We went back to the Governor's house feeling defeated. This was an anticlimax. The only points in our favor were that we had recognized the boat and three crew members immediately, and our descriptions of the men, given in Canada, corresponded quite well with their present appearance. Unfortunately, I had washed the fingerprints off the aerosol bomb in the shower, and with them, the only material evidence of the Russians' connection with the S-Flu. Or was it? I was thinking over the problem as we sat down to a late lunch.

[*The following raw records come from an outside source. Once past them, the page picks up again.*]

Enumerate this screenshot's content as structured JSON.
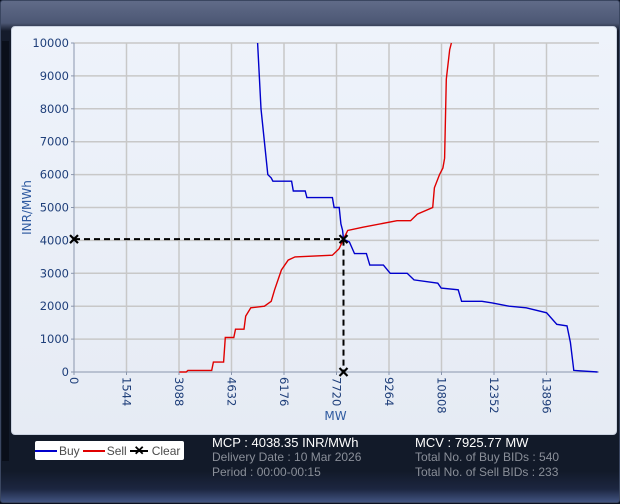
{
  "chart_data": {
    "type": "line",
    "title": "",
    "xlabel": "MW",
    "ylabel": "INR/MWh",
    "xlim": [
      0,
      15440
    ],
    "ylim": [
      0,
      10000
    ],
    "x_ticks": [
      "0",
      "1544",
      "3088",
      "4632",
      "6176",
      "7720",
      "9264",
      "10808",
      "12352",
      "13896"
    ],
    "y_ticks": [
      "0",
      "1000",
      "2000",
      "3000",
      "4000",
      "5000",
      "6000",
      "7000",
      "8000",
      "9000",
      "10000"
    ],
    "grid": true,
    "legend_position": "bottom-left",
    "series": [
      {
        "name": "Buy",
        "color": "#0000cc",
        "points": [
          [
            5400,
            10000
          ],
          [
            5500,
            8000
          ],
          [
            5600,
            7000
          ],
          [
            5700,
            6000
          ],
          [
            5800,
            5900
          ],
          [
            5850,
            5800
          ],
          [
            6400,
            5800
          ],
          [
            6450,
            5500
          ],
          [
            6800,
            5500
          ],
          [
            6850,
            5300
          ],
          [
            7600,
            5300
          ],
          [
            7650,
            5000
          ],
          [
            7800,
            5000
          ],
          [
            7850,
            4500
          ],
          [
            7900,
            4300
          ],
          [
            7926,
            4038
          ],
          [
            8100,
            3950
          ],
          [
            8250,
            3600
          ],
          [
            8600,
            3600
          ],
          [
            8700,
            3250
          ],
          [
            9100,
            3250
          ],
          [
            9300,
            3000
          ],
          [
            9800,
            3000
          ],
          [
            10000,
            2800
          ],
          [
            10700,
            2700
          ],
          [
            10800,
            2550
          ],
          [
            11300,
            2500
          ],
          [
            11400,
            2150
          ],
          [
            12000,
            2150
          ],
          [
            12300,
            2100
          ],
          [
            12800,
            2000
          ],
          [
            13300,
            1950
          ],
          [
            13900,
            1800
          ],
          [
            14200,
            1450
          ],
          [
            14500,
            1400
          ],
          [
            14600,
            900
          ],
          [
            14700,
            50
          ],
          [
            15400,
            0
          ]
        ],
        "values_note": "stepwise demand curve"
      },
      {
        "name": "Sell",
        "color": "#e00000",
        "points": [
          [
            3100,
            0
          ],
          [
            3300,
            0
          ],
          [
            3350,
            50
          ],
          [
            4050,
            50
          ],
          [
            4100,
            300
          ],
          [
            4400,
            300
          ],
          [
            4450,
            1050
          ],
          [
            4700,
            1050
          ],
          [
            4750,
            1300
          ],
          [
            5000,
            1300
          ],
          [
            5050,
            1700
          ],
          [
            5200,
            1950
          ],
          [
            5600,
            2000
          ],
          [
            5800,
            2150
          ],
          [
            5900,
            2500
          ],
          [
            6100,
            3100
          ],
          [
            6300,
            3400
          ],
          [
            6500,
            3500
          ],
          [
            7600,
            3550
          ],
          [
            7800,
            3750
          ],
          [
            7926,
            4038
          ],
          [
            8050,
            4300
          ],
          [
            8500,
            4400
          ],
          [
            9500,
            4600
          ],
          [
            9900,
            4600
          ],
          [
            10100,
            4800
          ],
          [
            10550,
            5000
          ],
          [
            10600,
            5600
          ],
          [
            10750,
            6000
          ],
          [
            10850,
            6200
          ],
          [
            10900,
            6500
          ],
          [
            10950,
            8900
          ],
          [
            11050,
            9800
          ],
          [
            11100,
            10000
          ]
        ],
        "values_note": "stepwise supply curve"
      },
      {
        "name": "Clear",
        "color": "#000000",
        "style": "dashed",
        "points": [
          [
            0,
            4038.35
          ],
          [
            7925.77,
            4038.35
          ],
          [
            7925.77,
            0
          ]
        ]
      }
    ],
    "annotations": [
      {
        "type": "marker",
        "shape": "x",
        "x": 0,
        "y": 4038.35
      },
      {
        "type": "marker",
        "shape": "x",
        "x": 7925.77,
        "y": 4038.35
      },
      {
        "type": "marker",
        "shape": "x",
        "x": 7925.77,
        "y": 0
      }
    ]
  },
  "legend": {
    "buy": "Buy",
    "sell": "Sell",
    "clear": "Clear",
    "buy_color": "#0000cc",
    "sell_color": "#e00000",
    "clear_color": "#000000"
  },
  "stats": {
    "mcp": "MCP : 4038.35 INR/MWh",
    "delivery_date": "Delivery Date : 10 Mar 2026",
    "period": "Period :  00:00-00:15",
    "mcv": "MCV : 7925.77 MW",
    "buy_bids": "Total No. of Buy BIDs : 540",
    "sell_bids": "Total No. of Sell BIDs : 233"
  }
}
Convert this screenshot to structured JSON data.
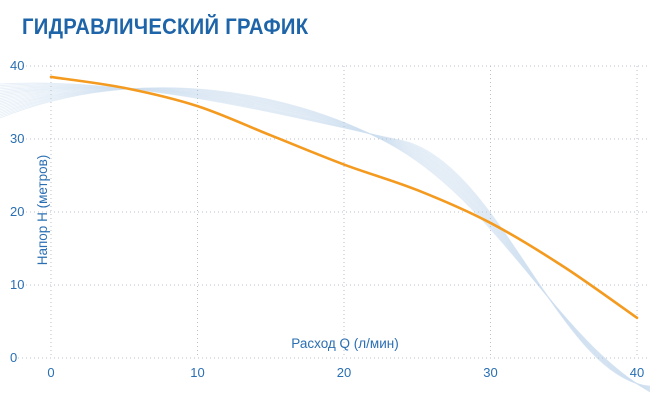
{
  "title": "ГИДРАВЛИЧЕСКИЙ ГРАФИК",
  "colors": {
    "title": "#1d64a8",
    "axis_text": "#2a6fb3",
    "grid": "#b9c2cc",
    "curve": "#f39a1f",
    "decor_waves": "#cfe0f0"
  },
  "chart_data": {
    "type": "line",
    "title": "ГИДРАВЛИЧЕСКИЙ ГРАФИК",
    "xlabel": "Расход Q (л/мин)",
    "ylabel": "Напор H (метров)",
    "xlim": [
      0,
      40
    ],
    "ylim": [
      0,
      40
    ],
    "x_ticks": [
      "0",
      "10",
      "20",
      "30",
      "40"
    ],
    "y_ticks": [
      "0",
      "10",
      "20",
      "30",
      "40"
    ],
    "grid": true,
    "series": [
      {
        "x": [
          0,
          5,
          10,
          15,
          20,
          25,
          30,
          35,
          40
        ],
        "y": [
          38.5,
          37.0,
          34.5,
          30.5,
          26.5,
          23.0,
          18.5,
          12.5,
          5.5
        ]
      }
    ]
  }
}
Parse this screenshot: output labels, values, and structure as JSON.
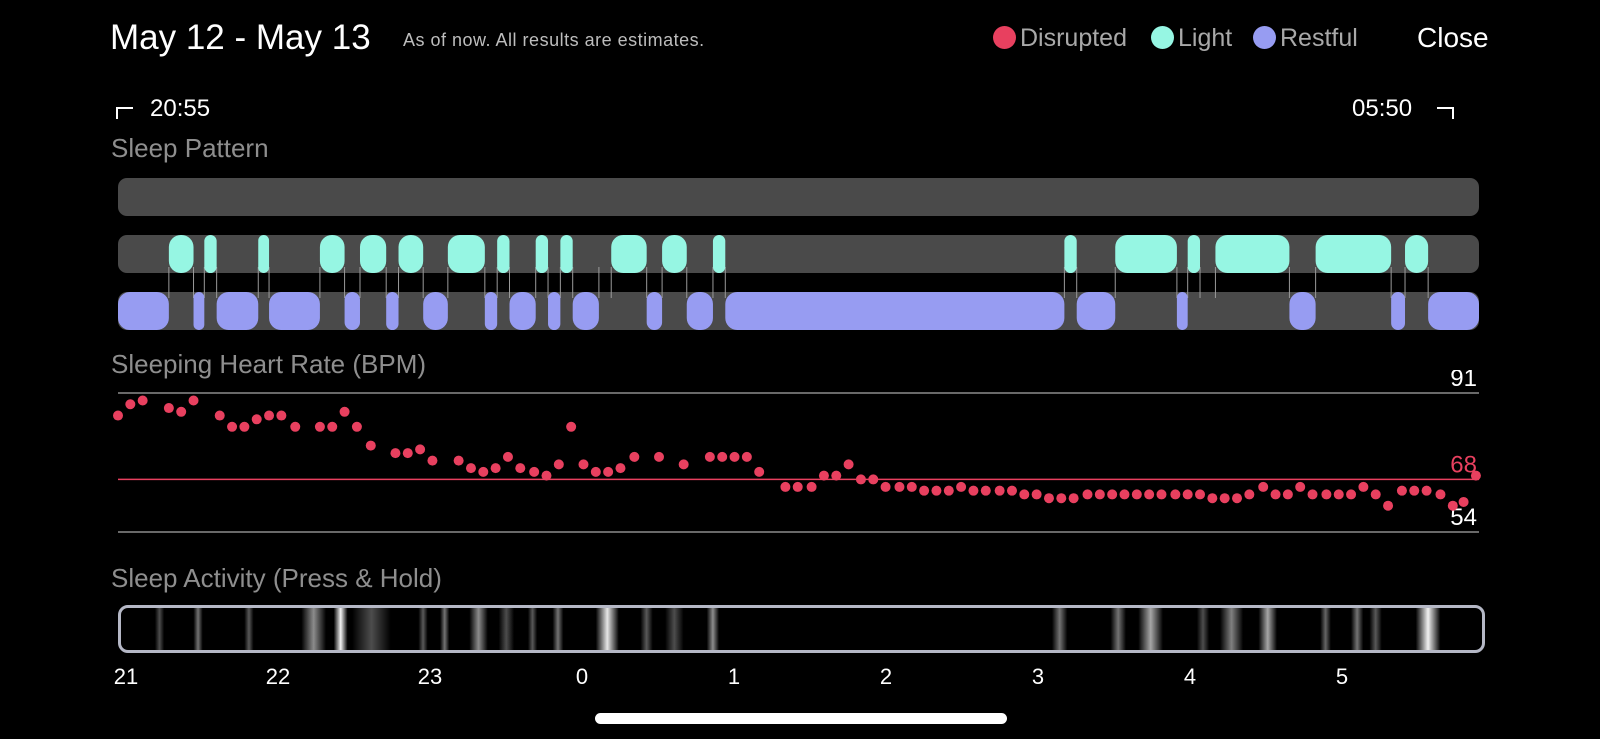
{
  "header": {
    "title": "May 12 - May 13",
    "subtitle": "As of now. All results are estimates.",
    "close_label": "Close"
  },
  "legend": [
    {
      "label": "Disrupted",
      "color": "#e8405f"
    },
    {
      "label": "Light",
      "color": "#96f6e3"
    },
    {
      "label": "Restful",
      "color": "#979cf2"
    }
  ],
  "session": {
    "start": "20:55",
    "end": "05:50"
  },
  "sections": {
    "pattern": "Sleep Pattern",
    "heart_rate": "Sleeping Heart Rate (BPM)",
    "activity": "Sleep Activity (Press & Hold)"
  },
  "chart_data": [
    {
      "type": "timeline",
      "title": "Sleep Pattern",
      "x_unit": "hour since 21:00",
      "xlim": [
        0,
        8.83
      ],
      "rows": [
        {
          "name": "Disrupted",
          "color": "#e8405f",
          "segments": []
        },
        {
          "name": "Light",
          "color": "#96f6e3",
          "segments": [
            [
              0.33,
              0.49
            ],
            [
              0.56,
              0.64
            ],
            [
              0.91,
              0.98
            ],
            [
              1.31,
              1.47
            ],
            [
              1.57,
              1.74
            ],
            [
              1.82,
              1.98
            ],
            [
              2.14,
              2.38
            ],
            [
              2.46,
              2.54
            ],
            [
              2.71,
              2.79
            ],
            [
              2.87,
              2.95
            ],
            [
              3.2,
              3.43
            ],
            [
              3.53,
              3.69
            ],
            [
              3.86,
              3.94
            ],
            [
              6.14,
              6.22
            ],
            [
              6.47,
              6.87
            ],
            [
              6.94,
              7.02
            ],
            [
              7.12,
              7.6
            ],
            [
              7.77,
              8.26
            ],
            [
              8.35,
              8.5
            ]
          ]
        },
        {
          "name": "Restful",
          "color": "#979cf2",
          "segments": [
            [
              0,
              0.33
            ],
            [
              0.49,
              0.56
            ],
            [
              0.64,
              0.91
            ],
            [
              0.98,
              1.31
            ],
            [
              1.47,
              1.57
            ],
            [
              1.74,
              1.82
            ],
            [
              1.98,
              2.14
            ],
            [
              2.38,
              2.46
            ],
            [
              2.54,
              2.71
            ],
            [
              2.79,
              2.87
            ],
            [
              2.95,
              3.12
            ],
            [
              3.43,
              3.53
            ],
            [
              3.69,
              3.86
            ],
            [
              3.94,
              6.14
            ],
            [
              6.22,
              6.47
            ],
            [
              6.87,
              6.94
            ],
            [
              7.6,
              7.77
            ],
            [
              8.26,
              8.35
            ],
            [
              8.5,
              8.83
            ]
          ]
        }
      ]
    },
    {
      "type": "scatter",
      "title": "Sleeping Heart Rate (BPM)",
      "x_unit": "hour since 21:00",
      "ylim": [
        54,
        91
      ],
      "reference_lines": [
        {
          "value": 91,
          "label": "91",
          "color": "#8c8c8c",
          "label_color": "#ffffff"
        },
        {
          "value": 68,
          "label": "68",
          "color": "#e8405f",
          "label_color": "#e8405f"
        },
        {
          "value": 54,
          "label": "54",
          "color": "#8c8c8c",
          "label_color": "#ffffff"
        }
      ],
      "x": [
        0.0,
        0.08,
        0.16,
        0.33,
        0.41,
        0.49,
        0.66,
        0.74,
        0.82,
        0.9,
        0.98,
        1.06,
        1.15,
        1.31,
        1.39,
        1.47,
        1.55,
        1.64,
        1.8,
        1.88,
        1.96,
        2.04,
        2.21,
        2.29,
        2.37,
        2.45,
        2.53,
        2.61,
        2.7,
        2.78,
        2.86,
        2.94,
        3.02,
        3.1,
        3.18,
        3.26,
        3.35,
        3.51,
        3.67,
        3.84,
        3.92,
        4.0,
        4.08,
        4.16,
        4.33,
        4.41,
        4.5,
        4.58,
        4.66,
        4.74,
        4.82,
        4.9,
        4.98,
        5.07,
        5.15,
        5.23,
        5.31,
        5.39,
        5.47,
        5.55,
        5.63,
        5.72,
        5.8,
        5.88,
        5.96,
        6.04,
        6.12,
        6.2,
        6.29,
        6.37,
        6.45,
        6.53,
        6.61,
        6.69,
        6.77,
        6.86,
        6.94,
        7.02,
        7.1,
        7.18,
        7.26,
        7.34,
        7.43,
        7.51,
        7.59,
        7.67,
        7.75,
        7.84,
        7.92,
        8.0,
        8.08,
        8.16,
        8.24,
        8.33,
        8.41,
        8.49,
        8.58,
        8.66,
        8.73,
        8.81
      ],
      "y": [
        85,
        88,
        89,
        87,
        86,
        89,
        85,
        82,
        82,
        84,
        85,
        85,
        82,
        82,
        82,
        86,
        82,
        77,
        75,
        75,
        76,
        73,
        73,
        71,
        70,
        71,
        74,
        71,
        70,
        69,
        72,
        82,
        72,
        70,
        70,
        71,
        74,
        74,
        72,
        74,
        74,
        74,
        74,
        70,
        66,
        66,
        66,
        69,
        69,
        72,
        68,
        68,
        66,
        66,
        66,
        65,
        65,
        65,
        66,
        65,
        65,
        65,
        65,
        64,
        64,
        63,
        63,
        63,
        64,
        64,
        64,
        64,
        64,
        64,
        64,
        64,
        64,
        64,
        63,
        63,
        63,
        64,
        66,
        64,
        64,
        66,
        64,
        64,
        64,
        64,
        66,
        64,
        61,
        65,
        65,
        65,
        64,
        61,
        62,
        69
      ]
    },
    {
      "type": "heatmap",
      "title": "Sleep Activity (Press & Hold)",
      "x_unit": "hour since 21:00",
      "x_tick_labels": [
        "21",
        "22",
        "23",
        "0",
        "1",
        "2",
        "3",
        "4",
        "5"
      ],
      "bands": [
        [
          0.22,
          0.28,
          0.3
        ],
        [
          0.47,
          0.53,
          0.45
        ],
        [
          0.8,
          0.86,
          0.35
        ],
        [
          1.17,
          1.33,
          0.55
        ],
        [
          1.38,
          1.47,
          0.95
        ],
        [
          1.5,
          1.75,
          0.3
        ],
        [
          1.93,
          1.99,
          0.35
        ],
        [
          2.07,
          2.13,
          0.45
        ],
        [
          2.26,
          2.38,
          0.55
        ],
        [
          2.45,
          2.55,
          0.3
        ],
        [
          2.64,
          2.7,
          0.35
        ],
        [
          2.8,
          2.87,
          0.45
        ],
        [
          3.08,
          3.23,
          0.9
        ],
        [
          3.37,
          3.45,
          0.35
        ],
        [
          3.53,
          3.65,
          0.3
        ],
        [
          3.8,
          3.88,
          0.55
        ],
        [
          6.04,
          6.14,
          0.45
        ],
        [
          6.42,
          6.52,
          0.45
        ],
        [
          6.6,
          6.76,
          0.65
        ],
        [
          6.98,
          7.06,
          0.3
        ],
        [
          7.13,
          7.28,
          0.5
        ],
        [
          7.38,
          7.5,
          0.65
        ],
        [
          7.78,
          7.85,
          0.4
        ],
        [
          7.98,
          8.06,
          0.45
        ],
        [
          8.1,
          8.18,
          0.35
        ],
        [
          8.4,
          8.56,
          0.95
        ]
      ]
    }
  ]
}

While we ate both the Ecuadoreans and Americans questioned us politely but thoroughly. As they explained to us, the question of identity was extremely important. We were the only witnesses that the captured Russians had actually possessed a virus-filled aerosol bomb and on that one fact might rest the future of the world. Where they had come from was by no means certain. The ship's papers, and those of the crew indicated Hakodate as their port of origin but the Japanese embassy in Quito had indignantly repudiated them, insisting that no such ship was registered in Hokkaido. There was nothing to link them with the USSR, which had not bothered, so far, to answer the first discreet inquiries.